4 Respostas to “Carta aos Pais e Encarregados de Educação”


  1. 1 Sandra Müller 15 Maio 2007 às 11:32 am

    Cara Sara,
    é com muita pena que te vejo partir. Através das tuas acções e palavras, deste um contributo muito importante não só à Comissão Instaladora, como a todos os pais. Deste também um exemplo de cidadania. A tua indignação de mãe, manifestada exemplarmente pelas tuas palavras escritas publicamente, deram-me muitas vezes alento, levando-me a pensar que as coisas podem mudar se formos capazes de lutar pelo que achamos justo e correcto.
    Um grande bem haja para ti e para a tua família. Espero sinceramente que tudo te corra bem no futuro e estou plenamente convencida que, com o exemplo que tem em casa, a tua filha (e eventualmente outros que possam vir) serão no futuro cidadãos conscientes e justos. Espero que o meu filho possa ter o privilégio de ser amigo dela.
    Sandra

  2. 2 Adeus 15 Maio 2007 às 12:35 pm

    A minha filha também vais sair da Fundação com grande tristeza minha.

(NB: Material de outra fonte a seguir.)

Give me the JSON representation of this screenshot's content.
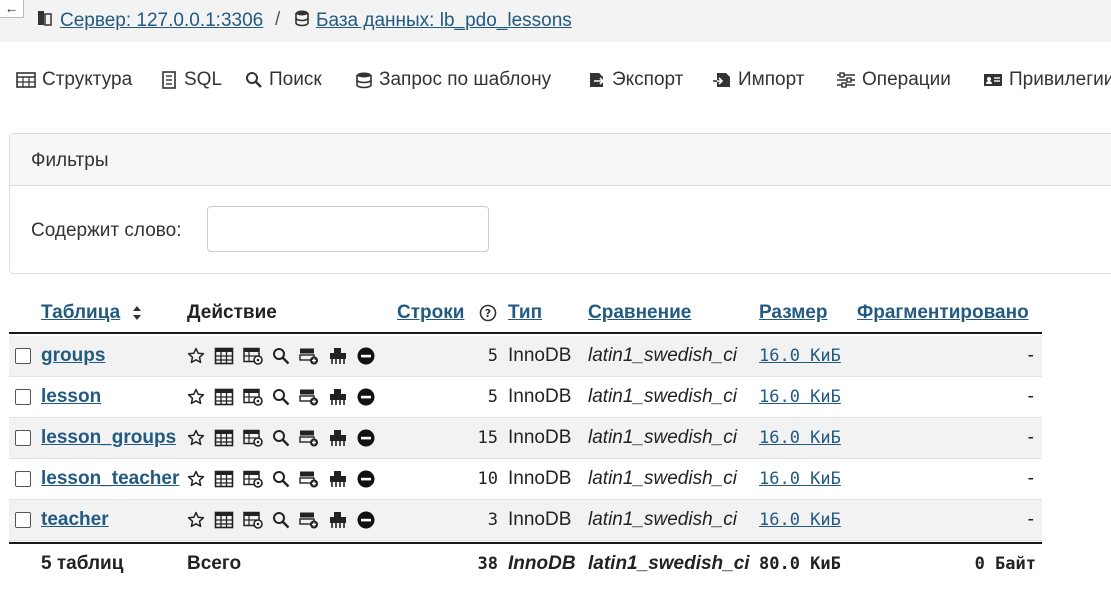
{
  "breadcrumb": {
    "back": "←",
    "server": "Сервер: 127.0.0.1:3306",
    "separator": "/",
    "database": "База данных: lb_pdo_lessons"
  },
  "tabs": [
    {
      "label": "Структура",
      "icon": "structure-icon"
    },
    {
      "label": "SQL",
      "icon": "sql-icon"
    },
    {
      "label": "Поиск",
      "icon": "search-icon"
    },
    {
      "label": "Запрос по шаблону",
      "icon": "database-query-icon"
    },
    {
      "label": "Экспорт",
      "icon": "export-icon"
    },
    {
      "label": "Импорт",
      "icon": "import-icon"
    },
    {
      "label": "Операции",
      "icon": "operations-icon"
    },
    {
      "label": "Привилегии",
      "icon": "privileges-icon"
    }
  ],
  "filters": {
    "title": "Фильтры",
    "contains_label": "Содержит слово:",
    "contains_value": ""
  },
  "table": {
    "headers": {
      "table": "Таблица",
      "action": "Действие",
      "rows": "Строки",
      "rows_help": "?",
      "type": "Тип",
      "collation": "Сравнение",
      "size": "Размер",
      "overhead": "Фрагментировано"
    },
    "rows": [
      {
        "name": "groups",
        "rows": "5",
        "type": "InnoDB",
        "collation": "latin1_swedish_ci",
        "size": "16.0 КиБ",
        "overhead": "-"
      },
      {
        "name": "lesson",
        "rows": "5",
        "type": "InnoDB",
        "collation": "latin1_swedish_ci",
        "size": "16.0 КиБ",
        "overhead": "-"
      },
      {
        "name": "lesson_groups",
        "rows": "15",
        "type": "InnoDB",
        "collation": "latin1_swedish_ci",
        "size": "16.0 КиБ",
        "overhead": "-"
      },
      {
        "name": "lesson_teacher",
        "rows": "10",
        "type": "InnoDB",
        "collation": "latin1_swedish_ci",
        "size": "16.0 КиБ",
        "overhead": "-"
      },
      {
        "name": "teacher",
        "rows": "3",
        "type": "InnoDB",
        "collation": "latin1_swedish_ci",
        "size": "16.0 КиБ",
        "overhead": "-"
      }
    ],
    "total": {
      "count_label": "5 таблиц",
      "sum_label": "Всего",
      "rows": "38",
      "type": "InnoDB",
      "collation": "latin1_swedish_ci",
      "size": "80.0 КиБ",
      "overhead": "0 Байт"
    }
  },
  "colors": {
    "link": "#235a81",
    "row_alt": "#f2f2f2"
  }
}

  3. 3 ANTÓNIO MIGUEL GOUVEIA 18 Maio 2007 às 7:40 pm

    ESTIMADOS PAIS E AMIGOS:

    INDEPENDENTEMENTE DOS PROBLEMAS GRAVES DAS ESCOLAS SOB ALÇADA DA FUNDAÇÃO D.PEDRO V, QUERO AQUI ENALTECER A ATITUDE DA EDUCADORA CRISTINA DE SANTA QUITÉRIA QUE ME ABRIU AS PORTAS PARA VER A MINHA FILHA NA SEXTA FEIRA 4 DE MAIO PELAS 14 H. ESTAVA SEM VER A MINHA FILHA DESDE 3 DE OUTUBRO DE 2006, PORQUE ME REFUGIEI NO FUNCHAL PARA FUGIR AO TERRORISMO PSICOLOGICO QUE A MINHA EX ESPOSA, TECNICA DE ACÇÃO SOCIAL, IMPRIMIU NOS MEUS FILHOS CONTRA O PAI, QUE POR EXEMPLO, ACORDOU A LAURA MARIANA TODOS OS DIAS DESDE SETEMBRO DE 2003 A JUNHO DE 2006 ALTURA DA SEPARAÇÃO.

    QUERIA QUE TODOS SOBESSEM QUE NESTA ESCOLA APESAR DE TUDO EXISTE HUMANIDADE, ESPERO QUE A DIRECTORA DRA. MANUELA A MANTENHA E CONTINUO A DEIXAR-ME FALAR UM MINUTO POR DIA COM A MINHA FILHA ENQUANTO O PROCESSO DE INCUMPRIMENTO DO PLANO DE VISITAS NÃO SE RESOLVE NO TRIBUNAL DE FAMILIA DE LOURES.

    SEM OUTRO ASSUNTO,

    SOU RESPEITOSAMENTE

    MIGUEL GOUVEIA
    PAI DA LAURA GOUVEIA
    SANTA QUITÉRIA

  4. 4 ANTÓNIO MIGUEL GOUVEIA 26 Março 2012 às 10:53 pm

    Para que conste :

    Seis anos depois , de me divorciar , depois de esperar pelo TRIBUNAL DE FAMILIA DE LOURES , 1º JUIZO , durante três anos ( 2007/2008/2009 ) , depois de fazer duas viagens Funchal / LOURES à procura duma soluçao pacifica ( Maio 2007 e Julho 2009 , sem que o expediente do Tribunal registasse por escrito a minha presença, fui eu que desisti de acreditar na JUSTIÇA ) , para que conste , repito , não vejo os meus filhos ( João , André e Laura ) há seis anos , não pago a pensão de alimentos ( suspendi–a ao fim de três meses ) ……mas , para memória futura …que se REPENSE NESTE PAÍS O PROCESSO DO PODER PATERNAL E O PLANO DE VISITAS …sob pena das nossas cadeias não terem mais espaço para ” MONSTROS ” de que me orgulho nunca vir a ser porque tive um BOM AVÔ , UM BOM PAI e sobretudo UMA BOA MÃE , que nunca usou armas , e , mesmo sem licenciatura o meu sucesso e a minha liberdade depois do divórcio tem sustentado a ” dor ” e faz -me esperar pelos meus filhos o tempo que for necessário , para que saibam a outra parte da história .
    Um beijo para eles…..em nome dos pais que ” perdem ” os filhos por alienação de gente ” má ” e ” ruinosa ” !!!!!